Spark özelliklerini ayarlamak için kümenin Spark yapılandırmasında aşağıdaki kod parçacığını kullanarak gizli kapsamlarda depolanan AWS anahtarlarını ortam değişkenleri olarak ayarlayın:

AWS_SECRET_ACCESS_KEY={{secrets/scope/aws_secret_access_key}}
AWS_ACCESS_KEY_ID={{secrets/scope/aws_access_key_id}}

Ardından aşağıdaki komutları kullanarak S3'ten okuyabilirsiniz:

aws_bucket_name = "my-s3-bucket"

df = spark.read.load(f"s3a://{aws_bucket_name}/flowers/delta/")
display(df)
dbutils.fs.ls(f"s3a://{aws_bucket_name}/")

Açık kaynak Hadoop seçenekleriyle S3'e erişme

Databricks Runtime, açık kaynak Hadoop seçeneklerini kullanarak S3A dosya sisteminin yapılandırılmasını destekler. Genel özellikleri ve demet başına özellikleri yapılandırabilirsiniz.

Genel yapılandırma

# Global S3 configuration
spark.hadoop.fs.s3a.aws.credentials.provider <aws-credentials-provider-class>
spark.hadoop.fs.s3a.endpoint <aws-endpoint>
spark.hadoop.fs.s3a.server-side-encryption-algorithm SSE-KMS

Demet başına yapılandırma

Demet başına özelliklerini söz dizimini spark.hadoop.fs.s3a.bucket.<bucket-name>.<configuration-key>kullanarak yapılandırabilirsiniz. Bu, farklı kimlik bilgilerine, uç noktalara vb. sahip demetler ayarlamanıza olanak tanır.

Örneğin, genel S3 ayarlarına ek olarak aşağıdaki anahtarları kullanarak her demeti ayrı ayrı yapılandırabilirsiniz:

# Set up authentication and endpoint for a specific bucket
spark.hadoop.fs.s3a.bucket.<bucket-name>.aws.credentials.provider <aws-credentials-provider-class>
spark.hadoop.fs.s3a.bucket.<bucket-name>.endpoint <aws-endpoint>

# Configure a different KMS encryption key for a specific bucket
spark.hadoop.fs.s3a.bucket.<bucket-name>.server-side-encryption.key <aws-kms-encryption-key>

Azure Databricks'ten verileri depolamak ve verilere erişmek için kullanım dışı bırakılan desenler

Aşağıdakiler kullanım dışı bırakılmış depolama desenleridir:

  • Databricks artık dış veri konumlarının Databricks Dosya Sistemine bağlanmasını önermemektedir. Bkz. Azure Databricks'te bulut nesnesi depolamayı bağlama.

Önemli

  • S3A dosya sistemi varsayılan olarak önbelleğe almayı etkinleştirir ve 'FileSystem.close()' üzerindeki kaynakları serbest bırakır.

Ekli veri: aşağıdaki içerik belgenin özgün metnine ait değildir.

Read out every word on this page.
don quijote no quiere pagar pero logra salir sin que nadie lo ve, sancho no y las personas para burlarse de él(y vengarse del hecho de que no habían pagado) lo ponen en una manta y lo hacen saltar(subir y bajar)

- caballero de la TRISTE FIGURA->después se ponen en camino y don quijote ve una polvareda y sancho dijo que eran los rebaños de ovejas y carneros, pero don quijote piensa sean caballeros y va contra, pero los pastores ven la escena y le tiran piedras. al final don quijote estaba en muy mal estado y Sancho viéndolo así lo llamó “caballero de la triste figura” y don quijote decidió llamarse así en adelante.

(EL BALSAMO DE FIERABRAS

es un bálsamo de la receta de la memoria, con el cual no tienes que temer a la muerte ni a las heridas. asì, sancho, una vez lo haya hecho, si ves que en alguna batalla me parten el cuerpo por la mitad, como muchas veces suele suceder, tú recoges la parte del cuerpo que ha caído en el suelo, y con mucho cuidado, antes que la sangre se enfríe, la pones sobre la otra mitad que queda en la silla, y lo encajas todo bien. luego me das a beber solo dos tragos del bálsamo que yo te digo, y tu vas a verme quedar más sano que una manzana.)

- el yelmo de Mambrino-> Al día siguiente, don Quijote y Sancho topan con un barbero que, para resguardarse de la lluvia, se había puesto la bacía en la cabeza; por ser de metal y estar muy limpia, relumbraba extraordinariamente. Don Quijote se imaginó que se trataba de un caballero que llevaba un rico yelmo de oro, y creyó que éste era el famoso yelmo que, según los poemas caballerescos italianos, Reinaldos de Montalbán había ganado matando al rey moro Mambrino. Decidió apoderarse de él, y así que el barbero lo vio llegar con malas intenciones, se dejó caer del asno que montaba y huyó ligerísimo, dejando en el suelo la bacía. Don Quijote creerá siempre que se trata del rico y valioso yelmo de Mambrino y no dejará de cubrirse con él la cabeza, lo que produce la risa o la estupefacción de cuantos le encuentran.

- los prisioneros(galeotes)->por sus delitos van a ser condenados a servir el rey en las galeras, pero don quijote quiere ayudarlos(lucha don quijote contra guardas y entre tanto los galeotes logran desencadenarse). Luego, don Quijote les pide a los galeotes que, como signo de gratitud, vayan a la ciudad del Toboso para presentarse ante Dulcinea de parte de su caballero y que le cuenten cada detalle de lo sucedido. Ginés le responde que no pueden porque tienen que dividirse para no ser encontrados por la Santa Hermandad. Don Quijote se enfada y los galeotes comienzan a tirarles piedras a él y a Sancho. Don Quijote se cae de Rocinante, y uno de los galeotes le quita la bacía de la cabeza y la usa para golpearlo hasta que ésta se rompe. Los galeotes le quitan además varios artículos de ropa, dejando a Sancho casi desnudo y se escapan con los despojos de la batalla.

Önbelleğe alınan dosya sistemine yanlış başvuru kullanan diğer iş parçacıklarından kaçınmak için açıkça 'FileSystem.close() kullanmayın.
  • S3A dosya sistemi, bir çıkış akışını kapatırken dizin işaretçilerini kaldırmaz. HADOOP-13230 içermeyen Hadoop sürümlerini temel alan eski uygulamalar, içinde dosyalar olsa bile bunları boş dizinler olarak yanlış yorumlayabilir.